Tipoko, insensible aux remarques provocantes de ses congénères, accueillit le jeune captif. Après un repas et un bain réconfortant, pour guérir les plaies de l’infortuné causées par les mauvais traitements, la bonne femme pansa tout le corps de Yembi avec une décoction à base de beurre de karité. Ce traitement fit beaucoup de bien au malheureux qui, aussitôt couché, s’endormit.

 

La nuit venue, après ce repos bienfaisant, le vieil homme fit venir le jeune captif.

En présence de Tipoko et Raogo il lui parla : 

    

 – Mon fils, c’est une joie pour moi de t’accueillir dans ma famille ! La vie d’un homme est toujours marquée par un évènement. Ta présence, ici cette nuit, marque ce moment pour le vieil homme que je suis. Je sais que tu as beaucoup souffert par la corde de captivité, je viens de donner un sens à ma vie en m’emparant de cette maudite corde ! Mon objectif dans cette démarche n’est pas de te faire travailler… loin de moi l’envie de ce comportement indigne ! Tu as le même âge que mon fils Raogo. J’imagine actuellement la peine de tes parents. Yembi mon enfant, ce matin, tu étais esclave, cette nuit, tu as retrouvé ta liberté. Par M’Soba le créateur, tu es maintenant un homme libre !

 

En entendant ces mots, les yeux du jeune captif, sous l’émotion, se remplirent de larmes. Il perdit la voix un instant. Il se jeta sur le sol aux pieds du sage et articula avec peine.

 

– Maître ! Maître !

– Plus jamais ce mot dans la bouche d’un homme libre ! gronda le vieillard.
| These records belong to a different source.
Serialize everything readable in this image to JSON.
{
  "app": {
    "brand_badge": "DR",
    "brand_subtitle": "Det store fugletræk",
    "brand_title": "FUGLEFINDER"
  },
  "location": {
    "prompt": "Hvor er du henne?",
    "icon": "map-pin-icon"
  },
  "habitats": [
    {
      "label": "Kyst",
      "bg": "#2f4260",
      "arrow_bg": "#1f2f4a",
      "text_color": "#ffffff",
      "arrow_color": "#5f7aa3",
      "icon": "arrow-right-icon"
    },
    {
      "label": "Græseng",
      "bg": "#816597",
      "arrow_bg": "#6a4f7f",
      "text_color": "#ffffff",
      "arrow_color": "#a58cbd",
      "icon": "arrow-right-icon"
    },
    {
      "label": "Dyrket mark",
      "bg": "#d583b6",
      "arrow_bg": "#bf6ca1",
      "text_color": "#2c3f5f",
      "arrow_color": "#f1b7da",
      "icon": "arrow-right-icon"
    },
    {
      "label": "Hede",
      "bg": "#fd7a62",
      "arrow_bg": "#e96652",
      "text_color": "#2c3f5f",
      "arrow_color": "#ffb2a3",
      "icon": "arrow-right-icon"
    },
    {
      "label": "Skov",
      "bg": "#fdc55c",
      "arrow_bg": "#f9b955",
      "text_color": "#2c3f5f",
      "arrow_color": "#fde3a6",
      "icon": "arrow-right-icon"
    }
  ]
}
Repose-toi, mon fils, Tipoko et Raogo prendront soin de toi. Les jours à venir, j’organiserai ton voyage de retour auprès des tiens ! Mais, laisse-moi le temps de te confier à des mains sûres, à des cœurs purs, pour rejoindre ton village.

 

Une nouvelle fois, le vieux Palig-Wendé étonna ses pairs en affranchissant un esclave le jour même de son achat.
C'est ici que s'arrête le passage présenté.